[Geysers] Pink Cone Group and the earthquake swarm

Gordon Bower taigabridge at hotmail.com
Thu Sep 26 10:13:50 PDT 2013


Both Pink Cone and Great Fountain have histories of being sensitive to earthquakes, so I had my eyes peeled for anything "interesting" on Firehole Lake Loop this past weekend.

There isn't much information on GeyserTimes for Bead and Pink Cone the early and middle part of September, so we don't know exactly when changes occurred, but the timing is highly suggestive:

This past weekend, Bead was averaging 27 minutes, with a range of 24 to 31. This is a sharp contrast to the 31-36 minutes reported on 04 September (and to several years of intervals in the mid-30s every time I have checked on it.) 24 may be the shortest I have seen since I started carrying a logbook. At the same time the durations have gotten *longer*: I had 9 good durations, 2m39s to 2m53s averaging 2m46s, last weekend, compared to the a range of 2m10s-2m50s averaging right around 2m30s the last time I took durations on it (last fall). 

Pink Cone also appears to have changed its intervals substantially: it was seen at 1100ie Friday (end 1210) and 0940ie Saturday (end 1102), within the normal range, but had already finished and was barely even puffing steam at 0810 Sunday, pointing to an interval under 21 hours. Karen Low reported another eruption Tuesday evening for a presumed triple interval under 60 hours. 
While there were individual intervals under 21 hours earlier this season, there were never two, let alone four, in a row; the average has been up around 23 or 24.

At Great Fountain, the past week on Geysertimes shows three 19-21 hour double intervals and two 30-31 hour triples, as well as two closed intervals of 8h55m and 11h06m. There have been occasional scattered short intervals all summer, but the average has been over 11 hours.

After a bit more data comes in over the next few weeks, I will try to crunch some numbers and put together a small article.

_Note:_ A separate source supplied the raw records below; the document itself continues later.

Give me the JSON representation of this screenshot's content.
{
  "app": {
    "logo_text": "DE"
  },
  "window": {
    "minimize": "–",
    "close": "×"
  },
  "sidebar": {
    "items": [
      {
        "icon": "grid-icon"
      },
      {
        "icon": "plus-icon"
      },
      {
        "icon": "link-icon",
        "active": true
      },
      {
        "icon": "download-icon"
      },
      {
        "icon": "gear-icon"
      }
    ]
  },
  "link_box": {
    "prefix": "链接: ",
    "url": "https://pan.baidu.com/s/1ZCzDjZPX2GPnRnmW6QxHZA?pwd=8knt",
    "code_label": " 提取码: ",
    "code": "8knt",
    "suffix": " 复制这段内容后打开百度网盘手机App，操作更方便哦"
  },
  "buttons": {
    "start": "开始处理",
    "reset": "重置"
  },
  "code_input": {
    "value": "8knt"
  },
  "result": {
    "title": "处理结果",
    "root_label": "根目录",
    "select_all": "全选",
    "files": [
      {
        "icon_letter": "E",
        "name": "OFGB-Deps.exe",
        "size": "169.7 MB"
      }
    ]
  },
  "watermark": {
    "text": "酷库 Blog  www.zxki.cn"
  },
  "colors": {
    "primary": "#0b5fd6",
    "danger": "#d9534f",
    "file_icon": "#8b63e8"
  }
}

On White Creek, there is a big patch of sizzling ground / small perpetual spouter, at the bend in the creek upstream of Botryoidal, and the feature close to the road that was a scummy brown pool with a trickle of overflow is now also a small perpetual spouter, water level out of sight but throwing droplets up high enough to be visible every few seconds. (But I  have no details when this summer either of these started.)